Me levanté con un hambre voraz
luego de mis 4 horas de sueño, pero sobretodo, con unas ansias terribles de
salir a pasear por la ciudad.
Lo primero que hice fue ir en
busca de aquella punta que había visto a lo lejos, apenas bajé del bus que me
transportó desde el aeropuerto. Era sin duda el edificio más alto de la ciudad,
y yo quería llegar a él.
Sin embargo, las 8 cuadras
aproximadamente que me separaban de mi destino, no fueron fáciles de recorrer.
Jamás imaginé, por ejemplo, que me iba a chocar un burro por la espalda
(sí, uno de 4 patas y pelo gris), pues transitaba por la misma vía que yo, de
la forma más natural, casi casi pidiendo permiso para pasarme.
Aunque los burros no lograron
intimidarme tanto como los carros. A éstos últimos tenía, literalmente, que
torearlos, pues se confundían con las personas en las vías sin ningún orden. Recuerdo siempre haber pensado que los
choferes en el Perú no respetan a los peatones, que las calles son un desorden
total. Pues me retracto: al lado de los choferes y las calles marroquíes, andar
por el Perú en bicicleta y con una venda en los ojos resultaría ser una
experiencia 100% segura.
Cuando finalmente llegué a mi
destino, al fin me sentí a salvo. Ese edificio que había visto a lo lejos era
parte de la mezquita más importante de Marrackech, la mezquita Kutubia. Sin
embargo, no me duró mucho la emoción pues – tonta yo por no pensarlo antes – el ingreso
a la misma estaba prohibido para los no musulmanes, ya que se utilizaba como centro de culto.

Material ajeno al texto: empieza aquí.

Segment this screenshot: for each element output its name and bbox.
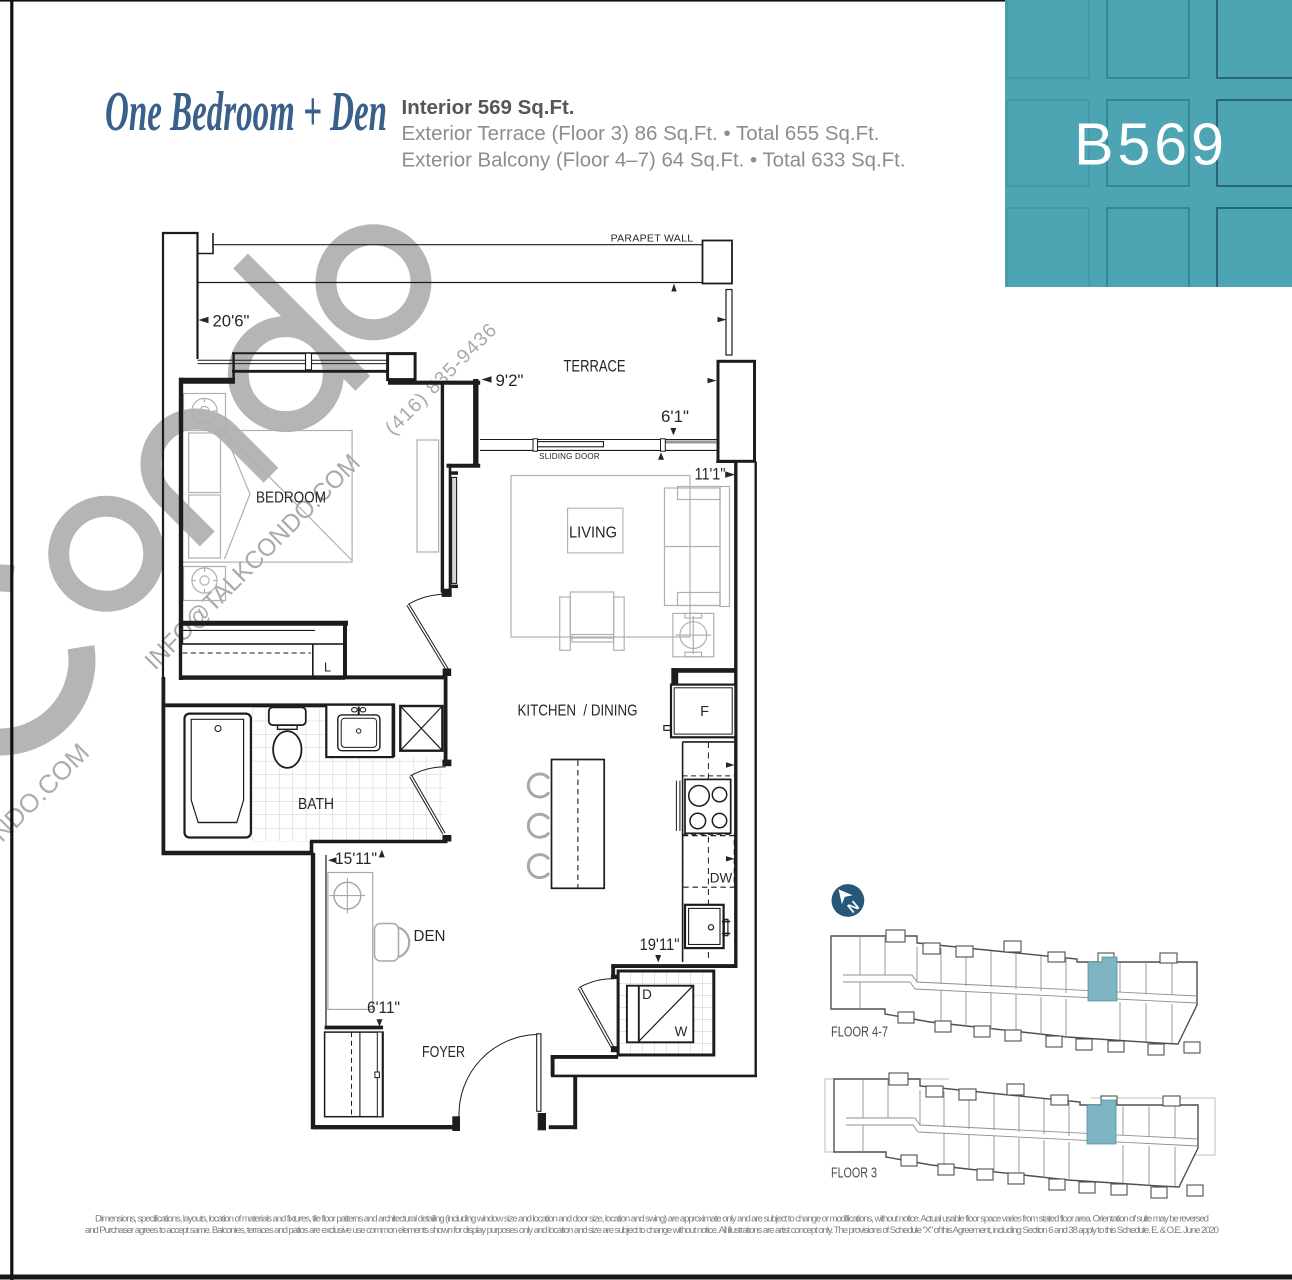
svg-text:LIVING: LIVING [569, 525, 617, 542]
svg-text:19'11": 19'11" [640, 935, 680, 954]
svg-text:Exterior Balcony (Floor 4–7) 6: Exterior Balcony (Floor 4–7) 64 Sq.Ft. •… [402, 150, 906, 172]
svg-text:DW: DW [710, 871, 733, 886]
svg-text:BATH: BATH [298, 796, 334, 813]
svg-text:Interior 569 Sq.Ft.: Interior 569 Sq.Ft. [402, 97, 575, 119]
svg-text:PARAPET WALL: PARAPET WALL [611, 233, 694, 245]
svg-text:Dimensions, specifications, la: Dimensions, specifications, layouts, loc… [95, 1214, 1209, 1225]
svg-text:W: W [675, 1024, 688, 1039]
svg-text:20'6": 20'6" [213, 312, 250, 331]
svg-text:FLOOR 3: FLOOR 3 [831, 1165, 877, 1182]
svg-text:FOYER: FOYER [422, 1044, 465, 1061]
svg-text:DEN: DEN [414, 928, 446, 945]
svg-text:TERRACE: TERRACE [564, 358, 626, 376]
svg-text:9'2": 9'2" [496, 371, 524, 390]
svg-text:D: D [642, 987, 652, 1002]
svg-text:6'1": 6'1" [661, 407, 689, 426]
svg-text:15'11": 15'11" [335, 849, 377, 868]
svg-text:6'11": 6'11" [367, 998, 400, 1017]
svg-text:L: L [324, 661, 331, 675]
svg-text:One Bedroom + Den: One Bedroom + Den [105, 81, 387, 143]
svg-text:B569: B569 [1074, 112, 1228, 178]
svg-text:KITCHEN / DINING: KITCHEN / DINING [518, 703, 638, 720]
svg-text:Exterior Terrace (Floor 3) 86: Exterior Terrace (Floor 3) 86 Sq.Ft. • T… [402, 123, 880, 145]
svg-text:11'1": 11'1" [695, 465, 726, 484]
svg-text:BEDROOM: BEDROOM [256, 490, 326, 507]
svg-text:and Purchaser agrees to accept: and Purchaser agrees to accept same. Bal… [85, 1225, 1219, 1236]
svg-text:F: F [700, 704, 709, 720]
svg-text:SLIDING DOOR: SLIDING DOOR [539, 452, 600, 461]
svg-text:FLOOR 4-7: FLOOR 4-7 [831, 1024, 888, 1041]
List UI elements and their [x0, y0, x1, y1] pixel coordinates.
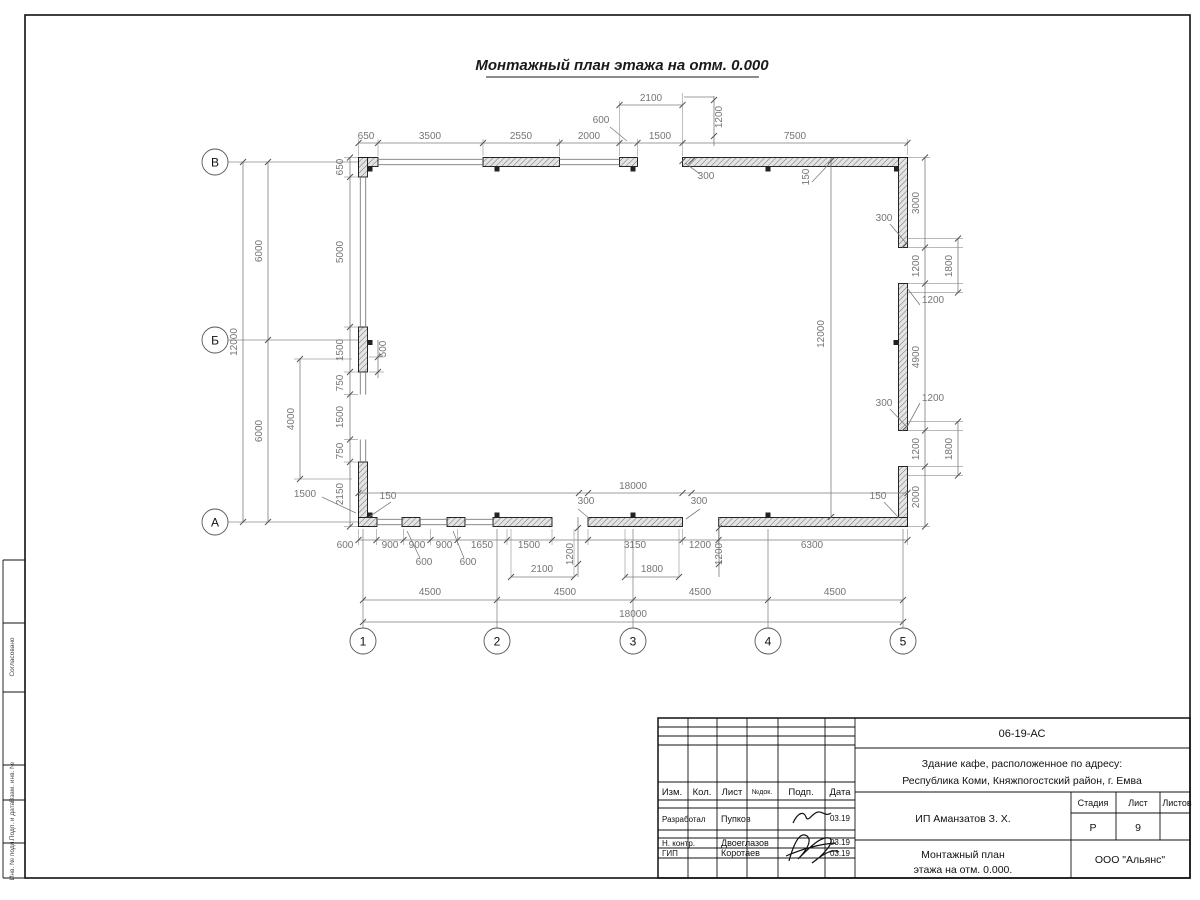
dimension-value: 4500	[689, 587, 712, 598]
row-role-ncontrol: Н. контр.	[662, 839, 695, 848]
dimension-value: 600	[337, 540, 354, 551]
dimension-value: 6000	[254, 419, 265, 442]
dimension-value: 750	[335, 374, 346, 391]
dimension-value: 600	[460, 557, 477, 568]
frame-side-label: Взам. инв. №	[9, 762, 16, 802]
dimension-value: 900	[409, 540, 426, 551]
sheet-number: 9	[1135, 822, 1141, 834]
dimension-value: 500	[378, 340, 389, 357]
row-date-ncontrol: 03.19	[830, 838, 851, 847]
page-title: Монтажный план этажа на отм. 0.000	[475, 57, 769, 74]
col-podp: Подп.	[788, 787, 813, 798]
axis-bubble-label: В	[211, 156, 219, 170]
frame-side-label: Подп. и дата	[9, 801, 16, 840]
dimension-value: 1500	[294, 489, 317, 500]
dimension-value: 12000	[816, 320, 827, 348]
axis-bubble-label: 3	[630, 635, 637, 649]
dimension-value: 7500	[784, 131, 807, 142]
dimension-value: 3500	[419, 131, 442, 142]
dimension-value: 1200	[689, 540, 712, 551]
dimension-value: 4500	[554, 587, 577, 598]
sheet-label: Лист	[1128, 798, 1148, 808]
dimension-value: 1500	[518, 540, 541, 551]
dimension-value: 1800	[944, 437, 955, 460]
dimension-value: 1200	[922, 295, 945, 306]
col-list: Лист	[722, 787, 743, 798]
dimension-value: 18000	[619, 481, 647, 492]
sheet-frame	[3, 15, 1190, 878]
stage-value: Р	[1089, 822, 1096, 834]
dimension-value: 900	[436, 540, 453, 551]
dimension-value: 4500	[824, 587, 847, 598]
row-name-ncontrol: Двоеглазов	[721, 838, 769, 848]
dimension-value: 650	[335, 158, 346, 175]
project-address-line1: Здание кафе, расположенное по адресу:	[922, 758, 1122, 770]
col-izm: Изм.	[662, 787, 682, 798]
dimension-value: 4000	[286, 407, 297, 430]
row-date-developer: 03.19	[830, 814, 851, 823]
dimension-value: 2100	[531, 564, 554, 575]
frame-side-label: Согласовано	[9, 637, 16, 676]
dimension-value: 300	[698, 171, 715, 182]
dimension-value: 1800	[944, 254, 955, 277]
axis-bubble-label: А	[211, 516, 219, 530]
dimension-value: 300	[876, 398, 893, 409]
drawing-sheet: Монтажный план этажа на отм. 0.000	[0, 0, 1200, 900]
dimension-value: 1200	[922, 393, 945, 404]
dimension-value: 1200	[714, 542, 725, 565]
axis-bubble-label: 4	[765, 635, 772, 649]
dimension-value: 12000	[229, 328, 240, 356]
dimension-value: 18000	[619, 609, 647, 620]
col-kol: Кол.	[693, 787, 712, 798]
dimension-value: 650	[358, 131, 375, 142]
dimension-value: 1200	[911, 254, 922, 277]
dimension-value: 6000	[254, 239, 265, 262]
axis-bubble-label: 5	[900, 635, 907, 649]
dimension-value: 1800	[641, 564, 664, 575]
side-column-labels: СогласованоВзам. инв. №Подп. и датаИнв. …	[9, 637, 16, 880]
dimension-value: 2000	[578, 131, 601, 142]
dimension-value: 1200	[714, 105, 725, 128]
organization-name: ООО "Альянс"	[1095, 854, 1165, 866]
dimension-value: 150	[380, 491, 397, 502]
dimension-value: 4500	[419, 587, 442, 598]
doc-code: 06-19-АС	[999, 728, 1046, 740]
dimension-value: 600	[593, 115, 610, 126]
axis-bubble-label: Б	[211, 334, 219, 348]
dimension-value: 6300	[801, 540, 824, 551]
dimension-value: 300	[876, 213, 893, 224]
stage-label: Стадия	[1078, 798, 1109, 808]
dimension-value: 3000	[911, 191, 922, 214]
row-name-developer: Пупков	[721, 814, 751, 824]
dimension-value: 1500	[335, 338, 346, 361]
frame-side-label: Инв. № подл.	[9, 840, 16, 881]
dimension-value: 300	[691, 496, 708, 507]
dimension-labels: 2100600120065035002550200015007500300150…	[229, 93, 955, 620]
client-name: ИП Аманзатов З. Х.	[915, 813, 1010, 825]
axis-bubble-label: 1	[360, 635, 367, 649]
sheets-label: Листов	[1162, 798, 1191, 808]
dimension-value: 300	[578, 496, 595, 507]
dimension-value: 150	[870, 491, 887, 502]
dimension-value: 2000	[911, 485, 922, 508]
dimension-value: 2150	[335, 482, 346, 505]
project-address-line2: Республика Коми, Княжпогостский район, г…	[902, 775, 1142, 787]
col-data: Дата	[829, 787, 851, 798]
dimension-value: 1500	[649, 131, 672, 142]
row-name-gip: Коротаев	[721, 848, 760, 858]
dimension-value: 4900	[911, 345, 922, 368]
floor-plan-drawing: Монтажный план этажа на отм. 0.000	[0, 0, 1200, 900]
dimension-value: 2550	[510, 131, 533, 142]
dimension-value: 900	[382, 540, 399, 551]
dimension-value: 1500	[335, 405, 346, 428]
col-ndok: №док.	[752, 789, 773, 796]
dimension-value: 5000	[335, 240, 346, 263]
dimension-value: 3150	[624, 540, 647, 551]
dimension-value: 2100	[640, 93, 663, 104]
drawing-name-line2: этажа на отм. 0.000.	[914, 864, 1013, 876]
row-role-developer: Разработал	[662, 815, 706, 824]
dimension-value: 1200	[565, 542, 576, 565]
dimension-value: 1200	[911, 437, 922, 460]
dimension-value: 1650	[471, 540, 494, 551]
row-role-gip: ГИП	[662, 849, 678, 858]
dimension-value: 750	[335, 442, 346, 459]
window-lines	[360, 159, 619, 524]
axis-bubbles: ВБА12345	[202, 149, 916, 654]
title-block: Изм. Кол. Лист №док. Подп. Дата Разработ…	[658, 718, 1192, 878]
dimension-value: 150	[801, 168, 812, 185]
drawing-name-line1: Монтажный план	[921, 849, 1005, 861]
dimension-value: 600	[416, 557, 433, 568]
axis-bubble-label: 2	[494, 635, 501, 649]
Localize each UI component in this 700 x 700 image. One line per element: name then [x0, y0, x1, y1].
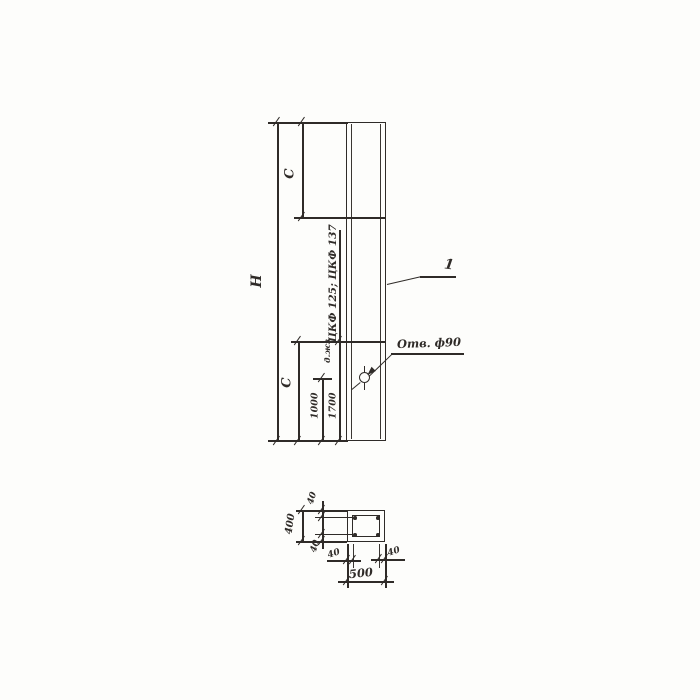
drawing-canvas: Отв. ф90 1 H C C 1000 1700 ЦКФ 125; ЦКФ … — [0, 0, 700, 700]
dim-line-1000 — [322, 378, 324, 441]
bottom-segment-label: C — [281, 370, 294, 396]
item-leader-line — [387, 276, 420, 285]
column-inner-edge-right — [380, 124, 381, 439]
hole-axis-tick-bottom — [364, 383, 365, 390]
column-marks-label: ЦКФ 125; ЦКФ 137 — [328, 222, 339, 344]
cover-top-label: 40 — [306, 488, 321, 510]
dim-1700-label: 1700 — [328, 386, 338, 426]
overall-height-label: H — [250, 268, 264, 294]
item-number-label: 1 — [439, 257, 459, 273]
section-height-label: 400 — [284, 509, 298, 538]
top-extension-line — [268, 122, 348, 124]
dim-line-overall-height — [277, 122, 279, 441]
rebar-dot — [376, 516, 380, 520]
hole-callout-underline — [391, 353, 464, 355]
hole-callout-label: Отв. ф90 — [393, 337, 465, 351]
joint-line-upper — [294, 217, 385, 219]
dim-line-c-bottom — [298, 341, 300, 441]
dim-1000-label: 1000 — [310, 386, 320, 426]
rebar-dot — [376, 533, 380, 537]
column-inner-edge-left — [351, 124, 352, 439]
section-width-label: 500 — [345, 566, 376, 581]
item-leader-shelf — [420, 276, 456, 278]
dim-line-c-top — [302, 122, 304, 218]
rebar-dot — [353, 516, 357, 520]
top-segment-label: C — [284, 161, 297, 187]
aux-label: д.жз — [323, 334, 331, 368]
rebar-dot — [353, 533, 357, 537]
hole-level-extension-line — [313, 378, 332, 380]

Pero como preguntando se llega a
Roma, cerquita nomás estaba el Palacio Bahía, lugar en el que, por solo 10
dirhams (aproximadamente 1 euro), pude disfrutar de un largo paseo entre los
amplios pasadizos de esta construcción que resultó ser toda una joya
arquitectónica. ¿Lo mejor? Las divertidas habitaciones en las que me sentí rizitos
de oro visitando la casa / la cama / el comedor del oso papá. Para quienes no estén
familiarizados con los cuentos, las fotos de abajo dejarán claro el tema.
Saliendo del Palacio Bahía, decidí ir en busca de mi almuerzo,
siendo ya casi las 4pm. Pensaba comer algo muy típico, pues me habían dicho que
la comida marroquí era bastante buena. Sin embargo, media hora más tarde, este
fue mi almuerzo:
No, no fue porque me dio un repentino deseo de consumir
grasa, sino porque tuve una inminente necesidad de refugiarme en un espacio internacional. De sentirme un poquito
menos lejos.
Y ese sentimiento extraño tampoco fue gratuito. Acababa de
experimentar una sensación de asfixia, de acoso involuntario, de encierro. Me
habían advertido que los comerciantes marroquís podían ser molestos con su
insistencia por vender mercadería, pero de ahí a que me jalen, me tomen la
mano y no la suelten y me sigan cuadras enteras convenciéndome de tomar té de menta en sus casas en todos los idiomas (sí, si no les contestas en
español te hablan en inglés, y si no en francés, y seguro en otros idiomas más,
pero yo no supe identificarlos), fue
demasiado. Sentí miedo y ver un Kentucky Fried Chicken, por alguna razón que
aún hoy no me queda clara, fue mi alivio.
Terminando de comer vi que comenzaba a oscurecer, y si bien
mi primer impulso fue regresar a mi riad de inmediato, decidí
finalmente ir en busca de un amigo mexicano que me había dicho que llegaba ese
día y que se alojaría en un riad
cercano al mío. Lamentablemente, el laberinto de calles sin ninguna señalización
me jugó una nueva mala pasada y terminé cometiendo el error de pedirle a un
niño – de unos 7 años – que me guiara a la dirección que tenía apuntada en la
palma de mi mano.
Al único lugar al que me llevó ese pequeño desgraciado fue la tienda de un tío suyo,
con el único propósito de que, una vez ahí y ante la insistencia/acoso/asfixia
por parte de los vendedores, de las cuales ya les hablé líneas arriba, optara por comprar alguna mercancía de la tienda. Pero necia yo, no compré nada y salí
disparada huyendo rumbo a mi riad.
Afortunadamente, al pasar por la plaza Jamaa el Fna no pude evitar olvidar todo el temor que había sentido y terminé perdiéndome entre los puestitos de comida ambulante, tan llenos de
luces y aromas exquisitos. Mi corazón dejó de latir a mil por hora y me senté
en una carretilla, calmadísima, exactamente en el centro de la plaza, a comer una especie de
empanada muy crocante con pollo, verduras y muchos condimentos, y a observar el
movimiento, observar a Marrackech en todo su esplendor.